Americans love our cats and dogs, that’s why 163 million of them are pets to the 325 million humans in the country. But most cats and dogs aren’t very enthusiastic about salad — they’re carnivores; who can blame them? — and their meat consumption is contributing to our sky-high carbon emissions.
That’s according to a new study published in PLOS One, which analyzes how our pets’ dinners affect the environment. The author, Gregory Okin, is a geographer at the University of California, Los Angeles, where he usually studies how desert dynamics affect climate.
But before you get too worked up, take a deep breath. Okin said in a press release about the new paper that he isn’t on an anti-pet crusade. “I like dogs and cats, and I’m definitely not recommending that people get rid of their pets or put them on a vegetarian diet, which would be unhealthy.” He just wanted actual numbers about the meat our furry friends eat, which usually isn’t worked into carbon footprint estimates.
The study: Armed with a survey estimating that Americans owned 77.8 million pet dogs and 85.6 million pet cats in 2015, Okin started investigating their food needs. He focused on dry foods, since both cat and dog owners spend more money on dry foods than wet foods.

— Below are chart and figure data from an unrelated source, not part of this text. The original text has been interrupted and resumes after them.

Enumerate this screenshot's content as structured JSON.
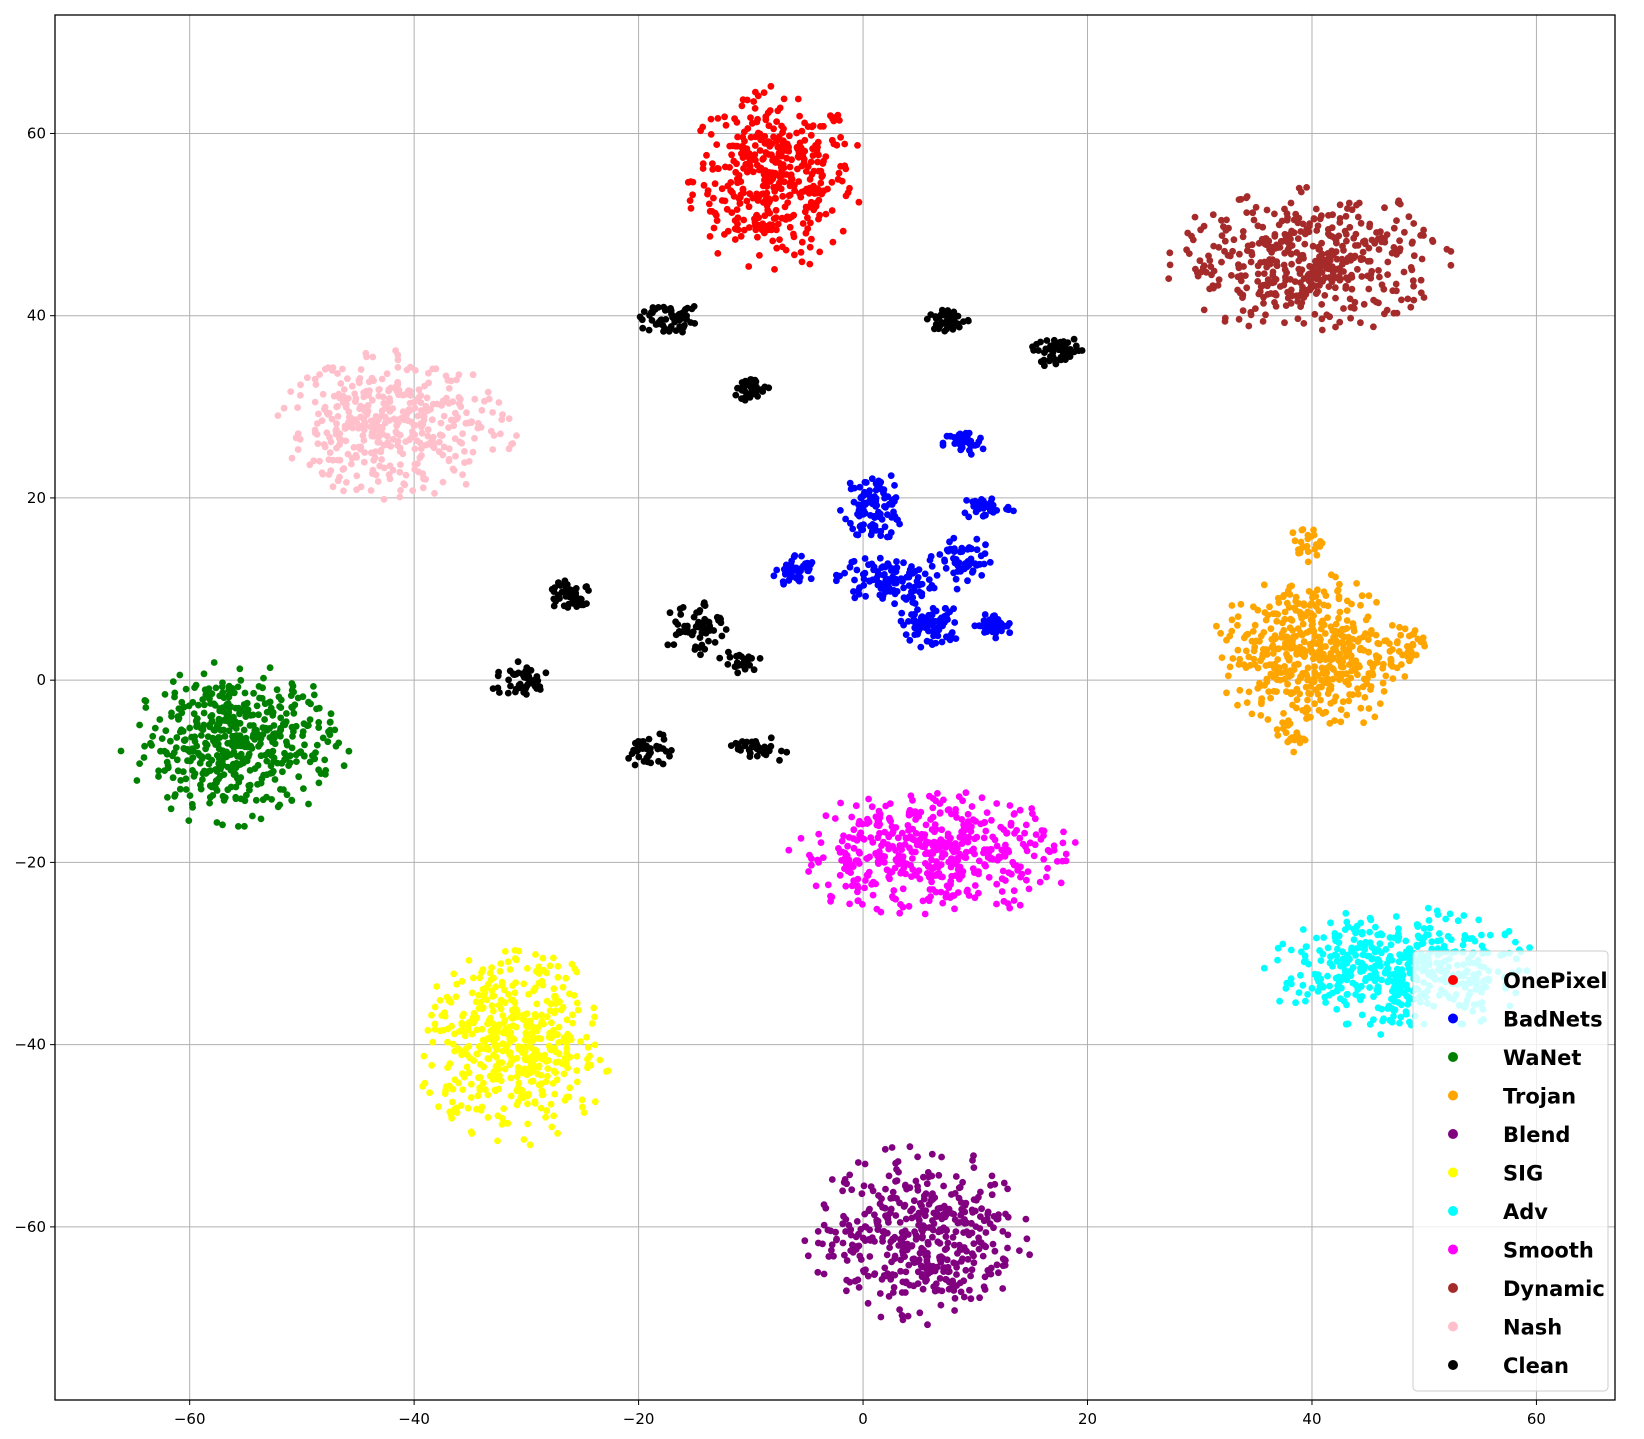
{
  "chart_data": {
    "type": "scatter",
    "title": "",
    "xlabel": "",
    "ylabel": "",
    "xlim": [
      -72,
      67
    ],
    "ylim": [
      -79,
      73
    ],
    "xticks": [
      -60,
      -40,
      -20,
      0,
      20,
      40,
      60
    ],
    "yticks": [
      -60,
      -40,
      -20,
      0,
      20,
      40,
      60
    ],
    "xtick_labels": [
      "−60",
      "−40",
      "−20",
      "0",
      "20",
      "40",
      "60"
    ],
    "ytick_labels": [
      "−60",
      "−40",
      "−20",
      "0",
      "20",
      "40",
      "60"
    ],
    "grid": true,
    "legend_position": "lower right",
    "series": [
      {
        "name": "OnePixel",
        "color": "#ff0000",
        "clusters": [
          {
            "cx": -8,
            "cy": 55,
            "rx": 8,
            "ry": 10,
            "n": 420
          }
        ]
      },
      {
        "name": "BadNets",
        "color": "#0000ff",
        "clusters": [
          {
            "cx": 1,
            "cy": 19,
            "rx": 3,
            "ry": 4,
            "n": 110
          },
          {
            "cx": 9,
            "cy": 26,
            "rx": 2,
            "ry": 1.5,
            "n": 40
          },
          {
            "cx": 11,
            "cy": 19,
            "rx": 2.5,
            "ry": 1.5,
            "n": 40
          },
          {
            "cx": -6,
            "cy": 12,
            "rx": 2,
            "ry": 2,
            "n": 45
          },
          {
            "cx": 2,
            "cy": 11,
            "rx": 5,
            "ry": 3,
            "n": 110
          },
          {
            "cx": 9,
            "cy": 13,
            "rx": 3,
            "ry": 3,
            "n": 60
          },
          {
            "cx": 6,
            "cy": 6,
            "rx": 3,
            "ry": 2.5,
            "n": 80
          },
          {
            "cx": 11.5,
            "cy": 6,
            "rx": 2,
            "ry": 1.5,
            "n": 40
          }
        ]
      },
      {
        "name": "WaNet",
        "color": "#008000",
        "clusters": [
          {
            "cx": -56,
            "cy": -7,
            "rx": 10,
            "ry": 9,
            "n": 480
          }
        ]
      },
      {
        "name": "Trojan",
        "color": "#ffa500",
        "clusters": [
          {
            "cx": 40,
            "cy": 3,
            "rx": 9,
            "ry": 9,
            "n": 480
          },
          {
            "cx": 39.5,
            "cy": 15,
            "rx": 1.5,
            "ry": 2,
            "n": 25
          },
          {
            "cx": 38,
            "cy": -6,
            "rx": 1.5,
            "ry": 2,
            "n": 20
          },
          {
            "cx": 49,
            "cy": 4,
            "rx": 1.5,
            "ry": 2,
            "n": 20
          }
        ]
      },
      {
        "name": "Blend",
        "color": "#800080",
        "clusters": [
          {
            "cx": 5,
            "cy": -61,
            "rx": 10,
            "ry": 10,
            "n": 460
          }
        ]
      },
      {
        "name": "SIG",
        "color": "#ffff00",
        "clusters": [
          {
            "cx": -31,
            "cy": -40,
            "rx": 9,
            "ry": 11,
            "n": 480
          }
        ]
      },
      {
        "name": "Adv",
        "color": "#00ffff",
        "clusters": [
          {
            "cx": 48,
            "cy": -32,
            "rx": 12,
            "ry": 7,
            "n": 480
          }
        ]
      },
      {
        "name": "Smooth",
        "color": "#ff00ff",
        "clusters": [
          {
            "cx": 6,
            "cy": -19,
            "rx": 13,
            "ry": 7,
            "n": 480
          }
        ]
      },
      {
        "name": "Dynamic",
        "color": "#a52a2a",
        "clusters": [
          {
            "cx": 40,
            "cy": 46,
            "rx": 13,
            "ry": 8,
            "n": 460
          }
        ]
      },
      {
        "name": "Nash",
        "color": "#ffc0cb",
        "clusters": [
          {
            "cx": -42,
            "cy": 28,
            "rx": 11,
            "ry": 8,
            "n": 420
          }
        ]
      },
      {
        "name": "Clean",
        "color": "#000000",
        "clusters": [
          {
            "cx": -17,
            "cy": 39.5,
            "rx": 3,
            "ry": 2,
            "n": 60
          },
          {
            "cx": -10,
            "cy": 32,
            "rx": 2,
            "ry": 1.5,
            "n": 40
          },
          {
            "cx": 7.5,
            "cy": 39.5,
            "rx": 2,
            "ry": 1.5,
            "n": 45
          },
          {
            "cx": 17,
            "cy": 36,
            "rx": 3,
            "ry": 1.8,
            "n": 55
          },
          {
            "cx": -26,
            "cy": 9.5,
            "rx": 2.5,
            "ry": 1.8,
            "n": 45
          },
          {
            "cx": -15,
            "cy": 6,
            "rx": 3,
            "ry": 3.5,
            "n": 60
          },
          {
            "cx": -11,
            "cy": 2,
            "rx": 2,
            "ry": 1.5,
            "n": 25
          },
          {
            "cx": -30.5,
            "cy": 0,
            "rx": 3,
            "ry": 2,
            "n": 50
          },
          {
            "cx": -19,
            "cy": -8,
            "rx": 2,
            "ry": 2.5,
            "n": 40
          },
          {
            "cx": -9,
            "cy": -7.5,
            "rx": 3,
            "ry": 1.5,
            "n": 40
          }
        ]
      }
    ]
  }
}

Just like human food labels, pet food labels have to list their ingredients based on weight, so that the first ingredient is the largest proportion of the finished product. For simplicity’s sake, Okin looked at just the first five ingredients, which usually covered everything except added nutrients. Then, a little math showed that about a third of the energy cat and dog foods were providing came from animal-derived ingredients, like meat, fat and eggs.
The results: Taken together, Okin’s calculations show just how much we’ve been lowballing environmental impact estimates by ignoring our pets.
The livestock used for cat and dog food requires about a third of the water and land usage required by the livestock that feeds humans — not an insignificant amount. And the amounts of two greenhouse gases (methane and nitrous oxide) produced to feed our pets has about the same climate impact as 65 million tons of carbon dioxide per year. That’s the same impact as 12.5 million cars driven an average 11,346 miles per year.
Feeling guilty? Don’t throw the kitty out with the bathwater. Okin thinks we should tweak their food, pulling out ingredients like steak that humans want to eat and adding in more ingredients like pink slime, which is perfectly nutritious but not necessary appetizing. And of course, if you’re willing to think a little more broadly about owning pets, you could consider a vegetarian pet, like birds, rodents or reptiles.